De derde manier waarop we toegang hebben tot de Vader is bij elkaar. Ik denk daarbij aan Jakobus 5:16: ‘Beken elkaar uw zonden en bid voor elkaar, dan zult u genezen’. In de protestantse traditie is de biecht verdwenen, wellicht ook vanwege de ontsporingen in de roomse kerk. Maar het is wel bijbels om elkaar op Gods genade te wijzen. Om iemand te helpen zich weer met God te verzoenen en dan namens God genade te verkondigen. Want God is in de hemel, Hij spreekt tot ons door de Bijbel en Hij legt die woorden met zijn Geest in ons hart. Maar je mag Gods stem hier op aarde ook letterlijk horen in wat je broeder of zuster tegen je zegt. In je medemens die spreekt van genade mag je Gods stem horen. In je medemens die naar je luistert mag je Gods gehoor ervaren. Dit wordt prachtig verwoord in het lied Ik wil jou van harte dienen. Bijvoorbeeld in couplet 1: ‘Ik wil jou van harte dienen / en als Christus voor je zijn / Bid dat ik genade vind / dat jij het ook voor mij kunt zijn.’ En in couplet 3: ‘Ik zal Christus’ licht ontsteken / als het duister jou omvangt / Ik zal jou van vrede spreken / waar je hart naar heeft verlangd.’

 

Dus drie plekken waar je die wonderlijke toegang vindt tot de Vader: in het gebed, in de liturgie en bij elkaar. De vraag is nu, ga jij die weg, gebruik je de toegang? Soms merk ik dat mensen -terwijl ze op zoek zijn naar Gods Vaderhart- de middelen niet gebruiken: een zwak gebedsleven, de kerkdienst gemakkelijk overslaan, elkaar niet opzoeken in de gemeente. Dat werkt niet. Natuurlijk is het na anderhalf jaar corona een drempel om weer naar de kerk te gaan. En je beleeft in de kerkdienst lang niet altijd dat de hemel boven je opengaat. Maar stap die drempel over, maak het weer gewoon voor jezelf om naar de kerk te gaan. Ook die andere drempel begrijp ik, dat je zegt: maar met sommige mensen heb ik niets, of sterker nog: sommige mensen liggen me niet. Dat zal zo zijn. Toch moeten we samen door één deur, want er is maar één deur.

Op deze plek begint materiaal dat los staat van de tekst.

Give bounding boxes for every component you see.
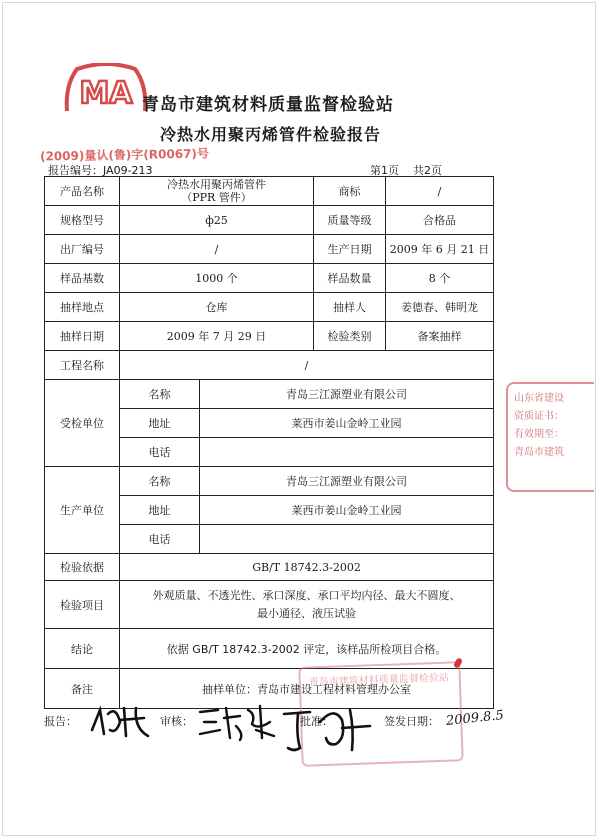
- sampler-value: 姜德春、韩明龙: [386, 293, 494, 322]
- qty-label: 样品数量: [314, 264, 386, 293]
- client-addr-value: 莱西市姜山金岭工业园: [200, 409, 494, 438]
- prod-date-label: 生产日期: [314, 235, 386, 264]
- client-tel-label: 电话: [120, 438, 200, 467]
- sample-date-label: 抽样日期: [45, 322, 120, 351]
- client-name-value: 青岛三江源塑业有限公司: [200, 380, 494, 409]
- table-row: [45, 293, 494, 322]
- maker-name-value: 青岛三江源塑业有限公司: [200, 467, 494, 496]
- handwritten-date: 2009.8.5: [445, 708, 505, 729]
- remark-value: 抽样单位：青岛市建设工程材料管理办公室: [120, 669, 494, 709]
- product-name-line2: （PPR 管件）: [181, 191, 252, 204]
- product-name-label: 产品名称: [45, 177, 120, 206]
- spec-label: 规格型号: [45, 206, 120, 235]
- table-row: [45, 581, 494, 629]
- brand-value: /: [386, 177, 494, 206]
- report-title: 冷热水用聚丙烯管件检验报告: [160, 125, 382, 144]
- grade-label: 质量等级: [314, 206, 386, 235]
- table-row: [45, 351, 494, 380]
- table-row: [45, 206, 494, 235]
- page-info: 第1页 共2页: [370, 164, 442, 177]
- maker-label: 生产单位: [45, 467, 120, 554]
- grade-value: 合格品: [386, 206, 494, 235]
- conclusion-value: 依据 GB/T 18742.3-2002 评定，该样品所检项目合格。: [120, 629, 494, 669]
- report-sign-label: 报告：: [44, 715, 77, 728]
- table-row: [45, 235, 494, 264]
- right-stamp-line: 有效期至：: [514, 429, 564, 440]
- review-sign-label: 审核：: [160, 715, 193, 728]
- certification-stamp: (2009)量认(鲁)字(R0067)号: [39, 146, 210, 164]
- reviewer-signature: [196, 700, 286, 744]
- brand-label: 商标: [314, 177, 386, 206]
- remark-label: 备注: [45, 669, 120, 709]
- seal-text: 青岛市建筑材料质量监督检验站: [308, 672, 449, 689]
- items-label: 检验项目: [45, 581, 120, 629]
- approve-sign-label: 批准：: [300, 715, 333, 728]
- sampler-label: 抽样人: [314, 293, 386, 322]
- svg-text:MA: MA: [79, 76, 133, 111]
- conclusion-label: 结论: [45, 629, 120, 669]
- maker-addr-label: 地址: [120, 496, 200, 525]
- maker-tel-value: [200, 525, 494, 554]
- category-label: 检验类别: [314, 322, 386, 351]
- basis-value: GB/T 18742.3-2002: [120, 554, 494, 581]
- base-label: 样品基数: [45, 264, 120, 293]
- report-table: [44, 176, 494, 709]
- maker-addr-value: 莱西市姜山金岭工业园: [200, 496, 494, 525]
- maker-name-label: 名称: [120, 467, 200, 496]
- qty-value: 8 个: [386, 264, 494, 293]
- category-value: 备案抽样: [386, 322, 494, 351]
- right-stamp-line: 资质证书：: [514, 411, 564, 422]
- product-name-value: [120, 177, 314, 206]
- right-stamp-line: 青岛市建筑: [514, 447, 564, 458]
- right-stamp-line: 山东省建设: [514, 393, 564, 404]
- prod-date-value: 2009 年 6 月 21 日: [386, 235, 494, 264]
- table-row: [45, 467, 494, 496]
- place-label: 抽样地点: [45, 293, 120, 322]
- basis-label: 检验依据: [45, 554, 120, 581]
- ma-stamp-logo: [63, 63, 149, 115]
- client-tel-value: [200, 438, 494, 467]
- client-name-label: 名称: [120, 380, 200, 409]
- items-line2: 最小通径、液压试验: [257, 606, 357, 620]
- reporter-signature: [86, 700, 158, 742]
- table-row: [45, 322, 494, 351]
- project-label: 工程名称: [45, 351, 120, 380]
- date-sign-label: 签发日期：: [384, 715, 439, 728]
- table-row: [45, 554, 494, 581]
- serial-value: /: [120, 235, 314, 264]
- items-line1: 外观质量、不透光性、承口深度、承口平均内径、最大不圆度、: [152, 588, 461, 602]
- table-row: [45, 264, 494, 293]
- client-label: 受检单位: [45, 380, 120, 467]
- sample-date-value: 2009 年 7 月 29 日: [120, 322, 314, 351]
- client-addr-label: 地址: [120, 409, 200, 438]
- items-value: [120, 581, 494, 629]
- right-edge-stamp: [506, 382, 594, 492]
- table-row: [45, 177, 494, 206]
- approver-signature: [280, 704, 376, 758]
- product-name-line1: 冷热水用聚丙烯管件: [167, 178, 267, 191]
- table-row: [45, 380, 494, 409]
- spec-value: ф25: [120, 206, 314, 235]
- base-value: 1000 个: [120, 264, 314, 293]
- report-number: 报告编号：JA09-213: [48, 164, 153, 177]
- serial-label: 出厂编号: [45, 235, 120, 264]
- place-value: 仓库: [120, 293, 314, 322]
- lab-name: 青岛市建筑材料质量监督检验站: [142, 95, 394, 115]
- project-value: /: [120, 351, 494, 380]
- maker-tel-label: 电话: [120, 525, 200, 554]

Efeziërs 2:18 zegt het heel duidelijk: wij ‘allen’ hebben door ‘één Geest’ toegang tot de Vader. Het is samen of niet. De ernst van het evangelie van vanmiddag is dat niet binnengaan betekent dat je de genade en liefde van God niet vindt. Je kunt blijven zoeken maar je vindt het niet. Wie zo Gods liefde afwijst wordt eenzaam. Je mist het contact met God maar ook het contact met mensen. Ga je wel binnen dan deel je in de grote liefde van de Drie-ene. Een liefde die ook de verbinding legt met de medemens. Dat is het uitzicht: binnenlopen bij de Vader en binnenlopen bij elkaar. Het leven delen. Liefde delen. Genieten van het mens zijn zoals God het bedacht en bedoeld heeft. Het mooiste is, Jezus en de heilige Geest helpen je om binnen te gaan. Gods Zoon maakte het mogelijk, zocht ons op en nodigt ons uit. De Geest geeft je het duwtje in de rug en neemt je bij de hand. En wie opkijkt ziet het liefdevolle gezicht van de Vader. Amen.